Zephele sets her chin. “I accused him of being afraid of the wild centaurs because he feared that very same wildness in himself. Rather than owning up to it, he denied it with his usual bombast. I told him that what he thinks of as his strength has grown into weakness and that I was deeply disappointed in him, both as father and as leader.” She deflates suddenly. “I suppose I will have to drag myself back in there and apologize. At least Herself and Orion tell me that I should. Neal agrees with me, by the way.”
“With what?” Malora asks. She reaches for the flowers Zephele brought for her and plucks one to feed to Sky. Sky
takes it in his mouth and chews. He pokes his nose back through the slats for more.

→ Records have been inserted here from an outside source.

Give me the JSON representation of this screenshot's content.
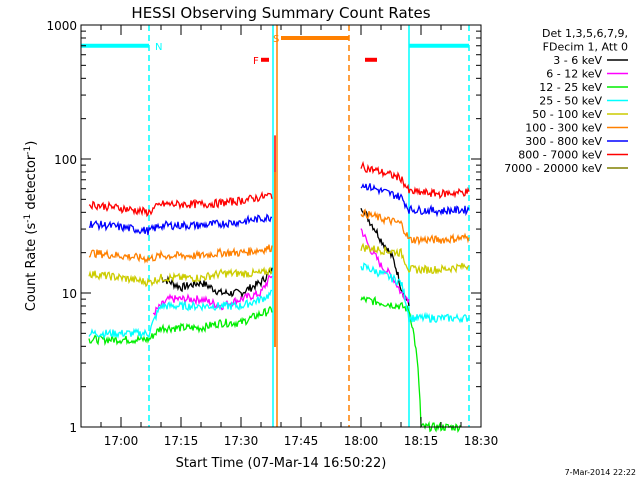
{
  "chart_data": {
    "type": "line",
    "title": "HESSI Observing Summary Count Rates",
    "xlabel": "Start Time (07-Mar-14 16:50:22)",
    "ylabel": "Count Rate (s^-1 detector^-1)",
    "ylabel_main": "Count Rate (s",
    "ylabel_sup1": "-1",
    "ylabel_mid": " detector",
    "ylabel_sup2": "-1",
    "ylabel_end": ")",
    "y_scale": "log",
    "xlim": [
      "16:50",
      "18:30"
    ],
    "ylim": [
      1,
      1000
    ],
    "x_ticks": [
      "17:00",
      "17:15",
      "17:30",
      "17:45",
      "18:00",
      "18:15",
      "18:30"
    ],
    "y_ticks": [
      "1",
      "10",
      "100",
      "1000"
    ],
    "legend_header": [
      "Det 1,3,5,6,7,9,",
      "FDecim 1, Att 0"
    ],
    "legend_position": "right",
    "series": [
      {
        "name": "3 - 6 keV",
        "color": "#000000",
        "x": [
          "17:10",
          "17:15",
          "17:20",
          "17:25",
          "17:30",
          "17:35",
          "17:38",
          "18:00",
          "18:02",
          "18:05",
          "18:08",
          "18:10",
          "18:12"
        ],
        "values": [
          13,
          11,
          12,
          10,
          10,
          12,
          15,
          45,
          35,
          25,
          18,
          11,
          8
        ]
      },
      {
        "name": "6 - 12 keV",
        "color": "#ff00ff",
        "x": [
          "17:08",
          "17:12",
          "17:15",
          "17:20",
          "17:25",
          "17:30",
          "17:35",
          "17:38",
          "18:00",
          "18:02",
          "18:05",
          "18:08",
          "18:10",
          "18:12"
        ],
        "values": [
          7,
          9,
          9,
          9,
          8,
          9,
          10,
          14,
          30,
          22,
          16,
          13,
          10,
          9
        ]
      },
      {
        "name": "12 - 25 keV",
        "color": "#00ee00",
        "x": [
          "16:52",
          "17:00",
          "17:07",
          "17:10",
          "17:15",
          "17:20",
          "17:25",
          "17:30",
          "17:35",
          "17:38",
          "18:00",
          "18:05",
          "18:10",
          "18:12",
          "18:15",
          "18:20",
          "18:25"
        ],
        "values": [
          4.5,
          4.5,
          4.5,
          5.5,
          5.5,
          5.5,
          6,
          6,
          7,
          7.5,
          9,
          8.5,
          8,
          7.5,
          1,
          1,
          1
        ]
      },
      {
        "name": "25 - 50 keV",
        "color": "#00ffff",
        "x": [
          "16:52",
          "17:00",
          "17:07",
          "17:10",
          "17:15",
          "17:20",
          "17:25",
          "17:30",
          "17:35",
          "17:38",
          "18:00",
          "18:05",
          "18:10",
          "18:12",
          "18:20",
          "18:27"
        ],
        "values": [
          5,
          5,
          5,
          8,
          8,
          8,
          8,
          8,
          9,
          10,
          16,
          14,
          12,
          6.5,
          6.5,
          6.5
        ]
      },
      {
        "name": "50 - 100 keV",
        "color": "#cccc00",
        "x": [
          "16:52",
          "17:00",
          "17:07",
          "17:10",
          "17:15",
          "17:20",
          "17:25",
          "17:30",
          "17:35",
          "17:38",
          "18:00",
          "18:05",
          "18:10",
          "18:12",
          "18:20",
          "18:27"
        ],
        "values": [
          14,
          13,
          12,
          13,
          13,
          13,
          14,
          14,
          14,
          15,
          22,
          21,
          20,
          15,
          15,
          16
        ]
      },
      {
        "name": "100 - 300 keV",
        "color": "#ff8000",
        "x": [
          "16:52",
          "17:00",
          "17:07",
          "17:10",
          "17:15",
          "17:20",
          "17:25",
          "17:30",
          "17:35",
          "17:38",
          "18:00",
          "18:05",
          "18:10",
          "18:12",
          "18:20",
          "18:27"
        ],
        "values": [
          20,
          19,
          18,
          19,
          19,
          19,
          20,
          20,
          21,
          22,
          40,
          36,
          33,
          25,
          25,
          26
        ]
      },
      {
        "name": "300 - 800 keV",
        "color": "#0000ff",
        "x": [
          "16:52",
          "17:00",
          "17:07",
          "17:10",
          "17:15",
          "17:20",
          "17:25",
          "17:30",
          "17:35",
          "17:38",
          "18:00",
          "18:05",
          "18:10",
          "18:12",
          "18:20",
          "18:27"
        ],
        "values": [
          33,
          31,
          29,
          32,
          32,
          32,
          33,
          34,
          36,
          37,
          65,
          58,
          52,
          42,
          41,
          42
        ]
      },
      {
        "name": "800 - 7000 keV",
        "color": "#ff0000",
        "x": [
          "16:52",
          "17:00",
          "17:07",
          "17:10",
          "17:15",
          "17:20",
          "17:25",
          "17:30",
          "17:35",
          "17:38",
          "18:00",
          "18:05",
          "18:10",
          "18:12",
          "18:20",
          "18:27"
        ],
        "values": [
          46,
          43,
          40,
          46,
          46,
          46,
          47,
          49,
          52,
          54,
          88,
          80,
          72,
          57,
          55,
          57
        ]
      },
      {
        "name": "7000 - 20000 keV",
        "color": "#808000",
        "x": [],
        "values": []
      }
    ],
    "spikes": [
      {
        "x": "17:38",
        "value": 150,
        "color": "#ff0000"
      },
      {
        "x": "17:38",
        "value": 80,
        "color": "#ff8000"
      }
    ],
    "flags": [
      {
        "label": "N",
        "color": "#00ffff",
        "level": 700,
        "segments": [
          [
            "16:50",
            "17:07"
          ],
          [
            "18:12",
            "18:27"
          ]
        ]
      },
      {
        "label": "S",
        "color": "#ff8000",
        "level": 800,
        "segments": [
          [
            "17:40",
            "17:57"
          ]
        ]
      },
      {
        "label": "F",
        "color": "#ff0000",
        "level": 550,
        "segments": [
          [
            "17:35",
            "17:37"
          ],
          [
            "18:01",
            "18:04"
          ]
        ]
      }
    ],
    "vlines": [
      {
        "x": "17:07",
        "color": "#00ffff",
        "style": "dashed"
      },
      {
        "x": "17:38",
        "color": "#00ffff",
        "style": "solid"
      },
      {
        "x": "17:39",
        "color": "#ff8000",
        "style": "solid"
      },
      {
        "x": "17:57",
        "color": "#ff8000",
        "style": "dashed"
      },
      {
        "x": "18:12",
        "color": "#00ffff",
        "style": "solid"
      },
      {
        "x": "18:27",
        "color": "#00ffff",
        "style": "dashed"
      }
    ]
  },
  "footer": {
    "timestamp": "7-Mar-2014 22:22"
  }
}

“Oh, really, Sky! You are too, too greedy. You haven’t even swallowed the first one.” Zephele feeds him the rest of the bouquet, one flower at a time, holding back the next flower until he has finished the last. “Has your horse
always
been this greedy?”
“A big horse has a big appetite,” Malora says. “You were saying about Neal?”
“She was saying that Neal is the most ruggedly handsome centaur she knows,” Neal says, ambling up onto the porch. He is off-duty, wearing his ragged impala vest.
Ruggedly handsome
is as good a description of Neal Featherhoof as any Malora can think of.
“I was saying no such thing,” Zephele says, her smile warm and welcoming. Neal’s eyes, when he looks at Zephele, have lost their hard glint. Things have changed between them, Malora thinks.
“Neal agrees,” Neal says, popping the last wedge of the orange into his mouth and chewing it, “that to return the horses to the wild centaurs would be an admission of weakness.” He spits a pit over the rail. Sky gives him an icy look.
“My brief impression of them,” Malora says, “is that they wouldn’t do us the courtesy of
asking
. They would be much more likely to
take
. And probably help themselves to the rest of the boys and girls while they were at it.”
“Of course they would,” Neal agrees, “which is why I have fortified your Twani paddock guard with a full compliment of
Peacekeepers. Not new recruits, either, but my most seasoned soldiers.”
“I hope they are well armed,” Malora says. “The wild centaurs carry swords that make yours look like toothpicks.”
“Is that so?” Neal says with a jovial grin.
Malora describes in detail the hacking, whacking swords of the wild centaurs.
Neal’s expression turns gloomy. “I’m familiar with the make. The southernmost Pantherian tribes forge them in fires fed from thousand-year-old trees. They are said to use them to slice off the horns of charging Cape buffalo.”
“A shame we didn’t pick up some of those buffalo-whackers while we were in the Arsenal,” Zephele says.
“It’s not as simple as that,” Neal says. “These swords are heavy. You have to have the stamina and muscle to wield them. I’d have to retrain my entire force. Malora isn’t joking when she calls them hackers and whackers. Brute force, rather than finesse, is called for.”